Fair to middling in Falkirk

30th April 2004 at 01:00
The education service in Falkirk has been rated no more than good to fair by HMI.

In a verdict that puts the authority among the least successful of 25 councils inspected so far, the inspectors found five aspects to be good and six fair.

Among indicators judged fair was leadership and management. There were too many initiatives which were not monitored properly by an organisation that was too complex, the report stated.

Graeme Young, the director of education, has been off ill for some weeks and a council spokesman refused to comment on his future.

The inspectors praised Dr Young's management style for improving relationships with schools. But the report said that, despite his commitment and dedication, and that of his senior management, their overall effectiveness was limited.

David Alexander, leader of the SNP-Independent council, acknowledged the report showed there was room for improvement and promised to "act on its findings".

While none of the authority's overall operations was found to be unsatisfactory, that was the description of the performance of Falkirk secondaries in Higher and Advanced Higher exams. Results were consistently below national averages and the achievements of similar authorities, and failed to build on better progress at the 5-14 stages.

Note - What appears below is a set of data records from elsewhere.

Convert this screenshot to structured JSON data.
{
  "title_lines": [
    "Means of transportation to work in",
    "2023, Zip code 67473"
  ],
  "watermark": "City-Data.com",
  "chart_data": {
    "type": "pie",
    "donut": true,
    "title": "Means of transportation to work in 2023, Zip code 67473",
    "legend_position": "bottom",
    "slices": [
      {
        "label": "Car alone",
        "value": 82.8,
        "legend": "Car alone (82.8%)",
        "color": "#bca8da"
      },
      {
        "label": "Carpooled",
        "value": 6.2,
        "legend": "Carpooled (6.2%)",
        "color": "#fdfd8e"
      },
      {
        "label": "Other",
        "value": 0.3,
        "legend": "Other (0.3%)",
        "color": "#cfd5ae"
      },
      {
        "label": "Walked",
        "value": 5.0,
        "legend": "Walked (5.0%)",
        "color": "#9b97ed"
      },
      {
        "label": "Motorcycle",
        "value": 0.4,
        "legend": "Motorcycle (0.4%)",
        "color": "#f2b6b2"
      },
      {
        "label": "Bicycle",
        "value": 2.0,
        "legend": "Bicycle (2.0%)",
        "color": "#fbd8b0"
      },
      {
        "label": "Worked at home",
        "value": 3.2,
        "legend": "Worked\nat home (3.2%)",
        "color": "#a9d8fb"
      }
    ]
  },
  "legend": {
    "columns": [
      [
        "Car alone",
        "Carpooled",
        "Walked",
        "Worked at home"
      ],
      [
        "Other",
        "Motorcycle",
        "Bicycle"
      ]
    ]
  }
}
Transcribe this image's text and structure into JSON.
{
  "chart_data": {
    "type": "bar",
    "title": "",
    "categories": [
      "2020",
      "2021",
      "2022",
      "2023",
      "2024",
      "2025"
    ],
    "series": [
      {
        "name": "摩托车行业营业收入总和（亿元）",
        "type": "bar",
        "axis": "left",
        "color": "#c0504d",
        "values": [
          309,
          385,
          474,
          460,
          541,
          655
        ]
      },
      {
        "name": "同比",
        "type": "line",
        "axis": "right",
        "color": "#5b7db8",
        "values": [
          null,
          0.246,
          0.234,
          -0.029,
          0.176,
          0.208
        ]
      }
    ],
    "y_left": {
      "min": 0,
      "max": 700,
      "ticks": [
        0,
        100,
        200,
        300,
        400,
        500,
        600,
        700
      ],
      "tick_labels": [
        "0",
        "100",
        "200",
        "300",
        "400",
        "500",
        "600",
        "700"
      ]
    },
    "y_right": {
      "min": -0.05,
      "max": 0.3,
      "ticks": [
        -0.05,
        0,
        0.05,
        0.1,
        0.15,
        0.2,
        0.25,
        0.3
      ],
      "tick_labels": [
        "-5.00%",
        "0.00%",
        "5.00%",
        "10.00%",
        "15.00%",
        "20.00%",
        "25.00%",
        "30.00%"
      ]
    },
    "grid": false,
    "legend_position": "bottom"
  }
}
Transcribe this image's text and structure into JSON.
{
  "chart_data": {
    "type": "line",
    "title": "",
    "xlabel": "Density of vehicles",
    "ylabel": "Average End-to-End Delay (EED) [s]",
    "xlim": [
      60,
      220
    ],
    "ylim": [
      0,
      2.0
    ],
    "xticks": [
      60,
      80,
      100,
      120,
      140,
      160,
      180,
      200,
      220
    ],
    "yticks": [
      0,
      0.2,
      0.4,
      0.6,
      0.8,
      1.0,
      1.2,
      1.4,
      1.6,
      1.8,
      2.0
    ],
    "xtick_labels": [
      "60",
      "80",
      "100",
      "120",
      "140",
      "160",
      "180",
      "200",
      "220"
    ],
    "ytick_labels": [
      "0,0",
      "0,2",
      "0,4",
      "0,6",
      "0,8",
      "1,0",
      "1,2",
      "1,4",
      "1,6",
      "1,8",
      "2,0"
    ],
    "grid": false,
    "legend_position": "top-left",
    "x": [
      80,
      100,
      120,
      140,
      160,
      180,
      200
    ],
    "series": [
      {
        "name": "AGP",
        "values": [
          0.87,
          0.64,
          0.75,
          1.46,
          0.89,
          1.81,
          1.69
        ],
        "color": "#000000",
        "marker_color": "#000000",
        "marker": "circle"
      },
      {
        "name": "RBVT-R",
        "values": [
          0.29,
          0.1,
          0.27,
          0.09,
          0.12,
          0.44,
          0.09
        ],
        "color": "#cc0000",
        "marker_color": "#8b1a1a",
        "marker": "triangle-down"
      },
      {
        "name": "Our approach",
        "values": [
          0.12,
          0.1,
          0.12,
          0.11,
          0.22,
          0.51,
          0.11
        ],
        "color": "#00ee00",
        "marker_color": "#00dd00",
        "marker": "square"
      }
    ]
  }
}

Tom Coleman, convener of Falkirk's education and leisure committee, said improving upper secondary school results "will remain our number one priority for the future".

As with previous inspections, the views of headteachers proved crucial in determining HMI's conclusions. In a damning passage, the report noted:

"Overall, nearly a third of heads of establishment did not agree that policies were backed up by clear procedures for putting them into action, and this included all but one of the secondary headteachers."

The report adds: "School staff were also sometimes unclear about the relative importance which the authority attached to different policies and whether their status was that of giving advice or firm guidance.

"The time-scale for the introduction of policies was also often not clear to schools, particularly as the authority lacked a systematic overall procedure for monitoring the extent of policy implementation in schools."

The report said the authority had a good range of policies but it had to do more to improve their impact. A main challenge for officials was to use the information they gained from monitoring the performance of schools to bring about improvements.

Inspectors attributed the blame for these failures partly to "complex organisational structures which had resulted in overlapping, and in some cases unclear, areas of responsibility".

The report stated: "This had led to some difficulties in communication and insufficiently clear direction for certain initiatives and policy developments. Recent changes in deployment meant that not all staff were fully familiar with their roles, and in some cases further training and staff development was needed."

These problems were less inhibiting where structures were simpler, as in educational provision where the leadership had been more effective in improving the quality of the service.

The report stated: "Headteachers and other staff considered the team as a whole as committed and supportive, but not always providing decisive leadership or making clear what was expected of schools.

"The director, convener and depute convener carried out an extensive programme of school visits. However, staff in schools, other than headteachers, sometimes saw (them) as remote."

Mary Pitcaithley, Falkirk Council's chief executive, said "significant steps" would be taken to ensure HMI's recommendations were implemented.

Work had already started on areas rated as fair, such as monitoring and improving school performance.